Methodology: Data includes interviews conducted by the team with ten primary informants; audio, video and photographic records; and the team’s field notes.
Stocks, sources, sinks and flows of dogs were characterised and situated within the system. Human actors and institutions encountered during fieldwork were further situated, and their work characterised as influences acting on the system’s flows.
Main results: The primary stock is the large population of dogs in the stray state. The boundaries of this stock are fuzzy and it can be usefully segmented. Other stocks are the populations in human homes in Romania and abroad, and crucially for this fieldwork, in shelters. Shelters divide initially into public and private and can be further differentiated depending on the ways dogs leave them: for some they are a stop on a journey and for others the final destination.

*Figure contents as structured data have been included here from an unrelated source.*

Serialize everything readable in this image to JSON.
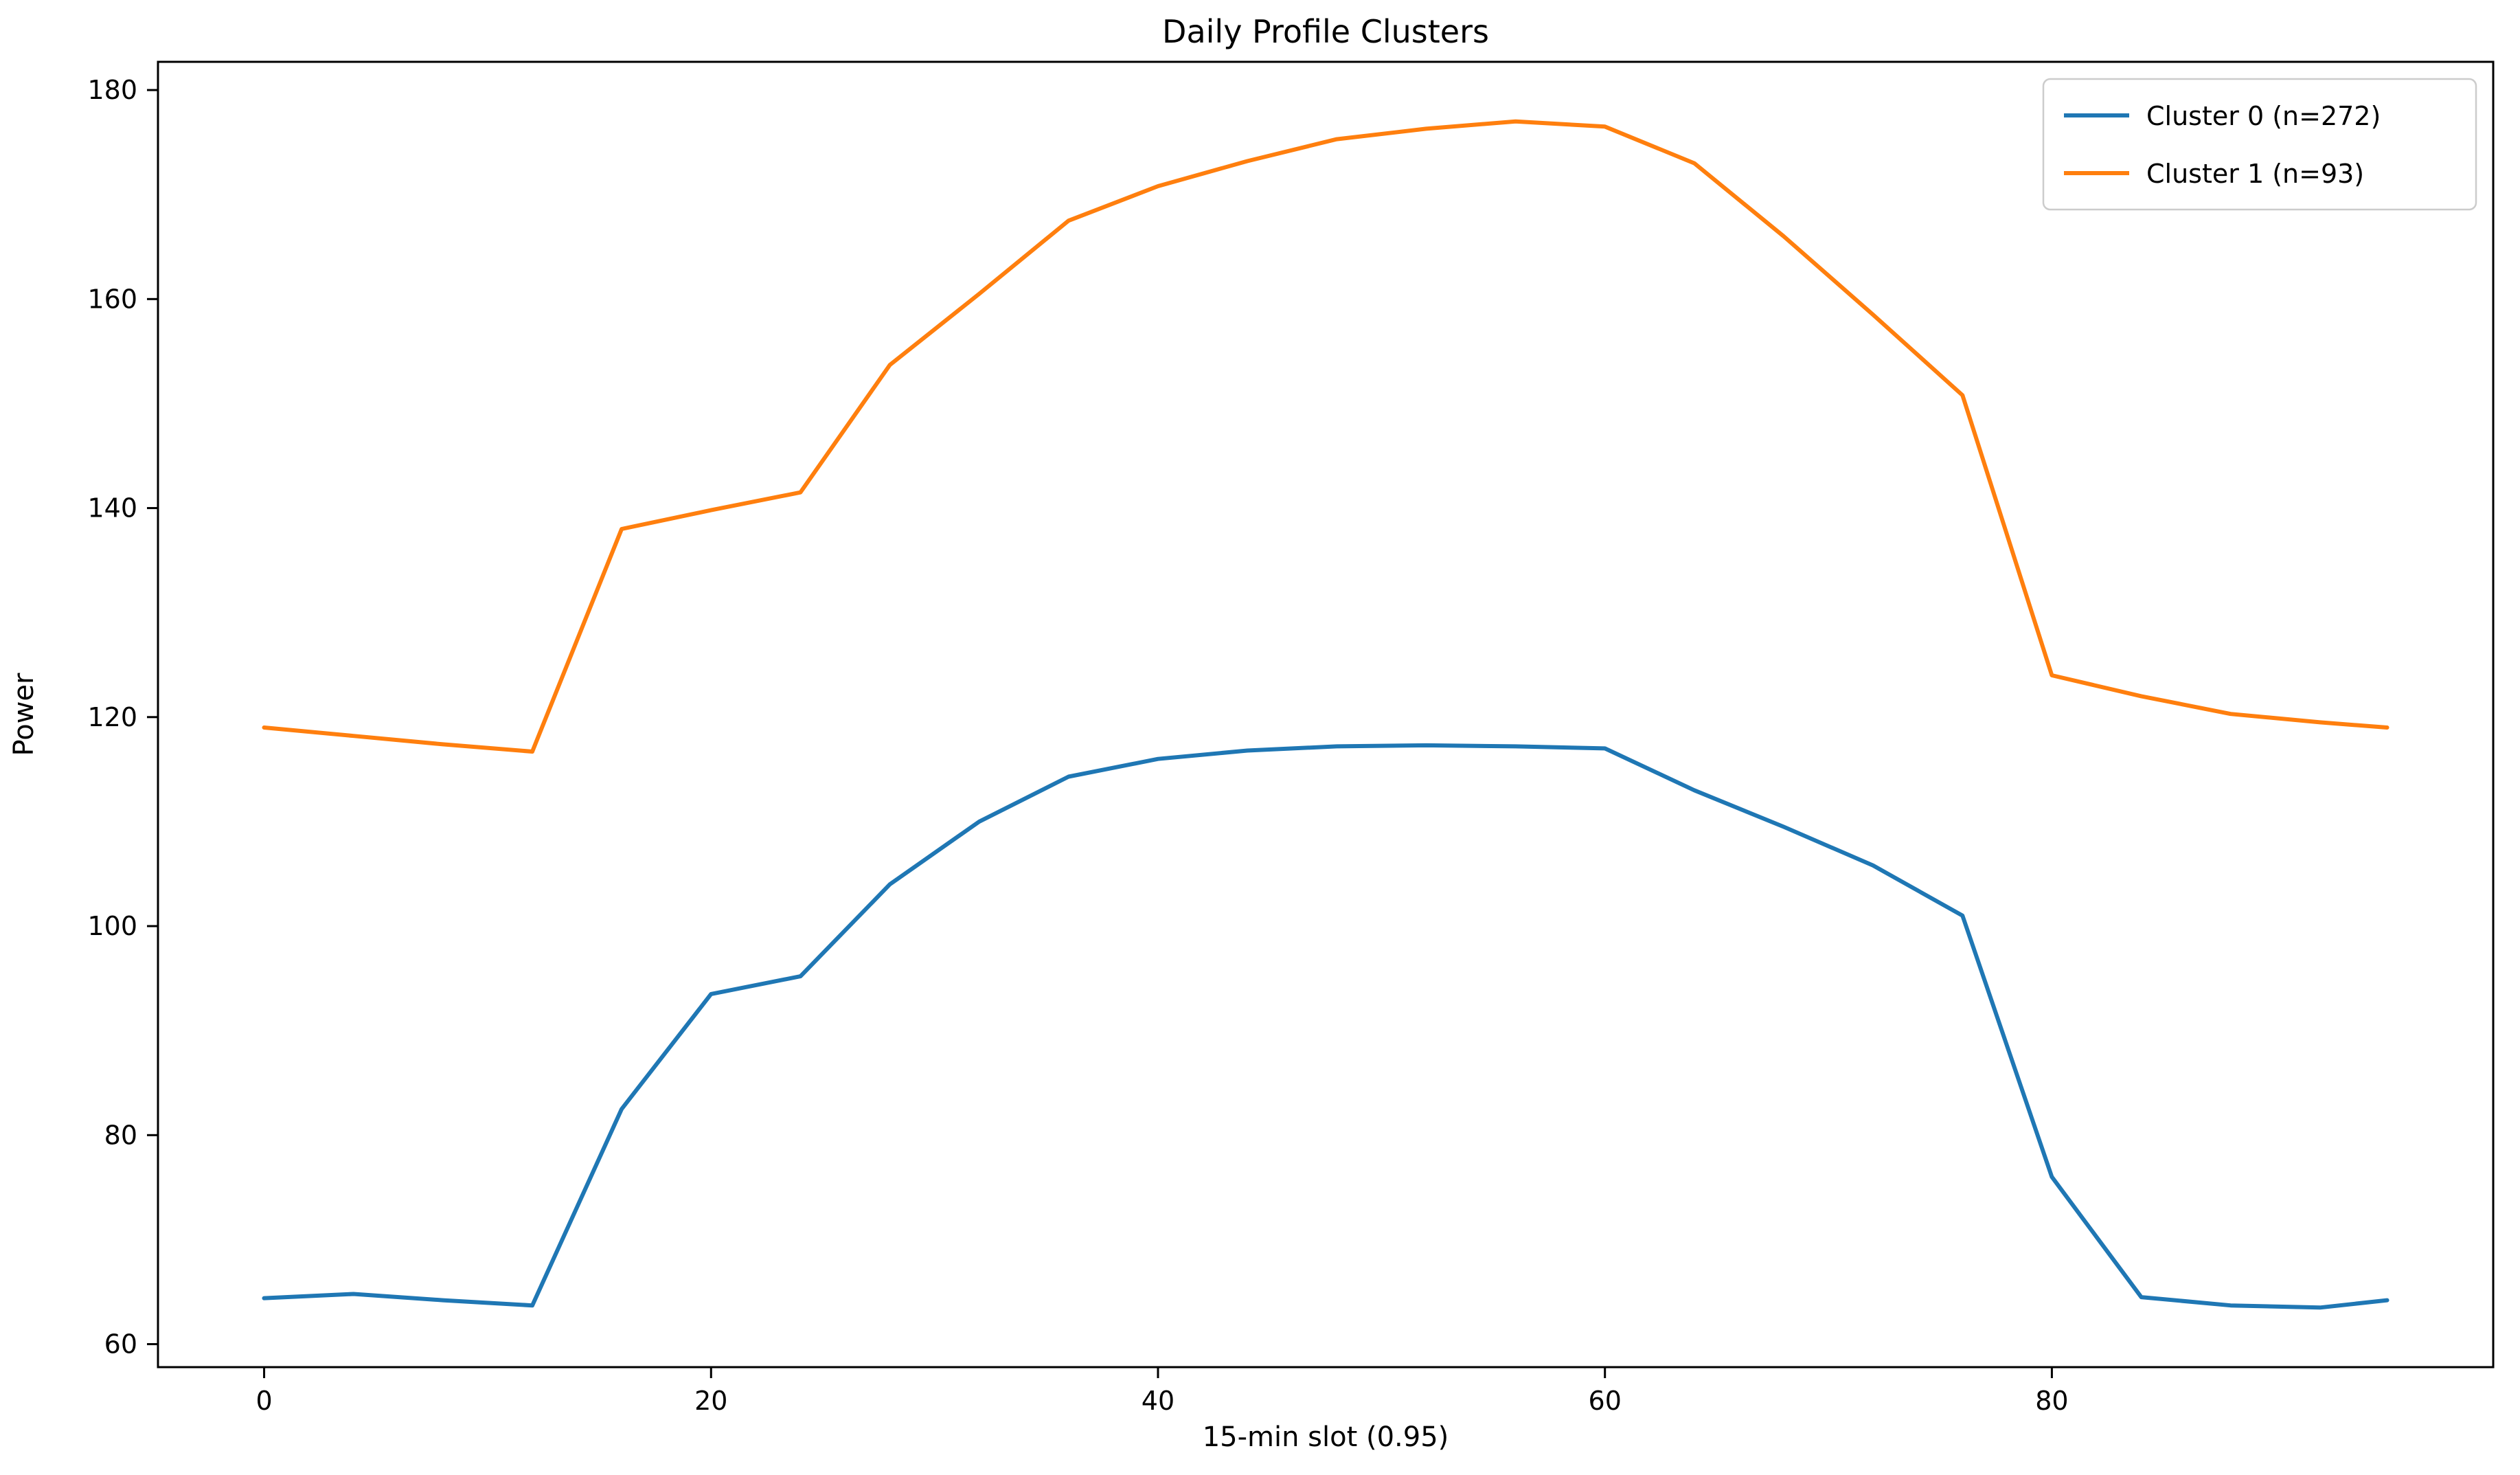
{
  "chart_data": {
    "type": "line",
    "title": "Daily Profile Clusters",
    "xlabel": "15-min slot (0.95)",
    "ylabel": "Power",
    "grid": false,
    "legend_position": "upper right",
    "xlim": [
      -4.75,
      99.75
    ],
    "ylim": [
      57.8,
      182.7
    ],
    "xticks": [
      0,
      20,
      40,
      60,
      80
    ],
    "yticks": [
      60,
      80,
      100,
      120,
      140,
      160,
      180
    ],
    "x": [
      0,
      4,
      8,
      12,
      16,
      20,
      24,
      28,
      32,
      36,
      40,
      44,
      48,
      52,
      56,
      60,
      64,
      68,
      72,
      76,
      80,
      84,
      88,
      92,
      95
    ],
    "series": [
      {
        "name": "Cluster 0 (n=272)",
        "color": "#1f77b4",
        "values": [
          64.4,
          64.8,
          64.2,
          63.7,
          82.5,
          93.5,
          95.2,
          104.0,
          110.0,
          114.3,
          116.0,
          116.8,
          117.2,
          117.3,
          117.2,
          117.0,
          113.0,
          109.5,
          105.8,
          101.0,
          76.0,
          64.5,
          63.7,
          63.5,
          64.2
        ]
      },
      {
        "name": "Cluster 1 (n=93)",
        "color": "#ff7f0e",
        "values": [
          119.0,
          118.2,
          117.4,
          116.7,
          138.0,
          139.8,
          141.5,
          153.7,
          160.5,
          167.5,
          170.8,
          173.2,
          175.3,
          176.3,
          177.0,
          176.5,
          173.0,
          166.0,
          158.5,
          150.8,
          124.0,
          122.0,
          120.3,
          119.5,
          119.0
        ]
      }
    ]
  }
}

Dogs enter the stray state through feral birth or abandonment/release by humans. Sinks include various causes of death in the wild, including traffic accidents, individual abuse, and culls. Dogs leave shelters through adoption in or out of the country, or often through deliberate killing (especially public shelters), or eventual death from natural causes (many private shelters).
Principal conclusions and implications for field: Schematising the dog rescue ‘system’ in Romania contextualises ethnographic understandings of individuals, institutions and places. Phenomena identified include:
— rescue organisations seeking to enlarge the flow from private shelters to foreign adoption
— officials seeking to enlarge the cheapest available flows out of the stray stock
— private shelters ‘running to stand still’, taking in many dogs but struggling to re-home them
— a major flow from stray to public to private shelters, with the latter taking surplus to avoid dogs being killed
The system provides a framework for further research to quantify the stocks and flows, useful in particular for assessing the impact of possible interventions.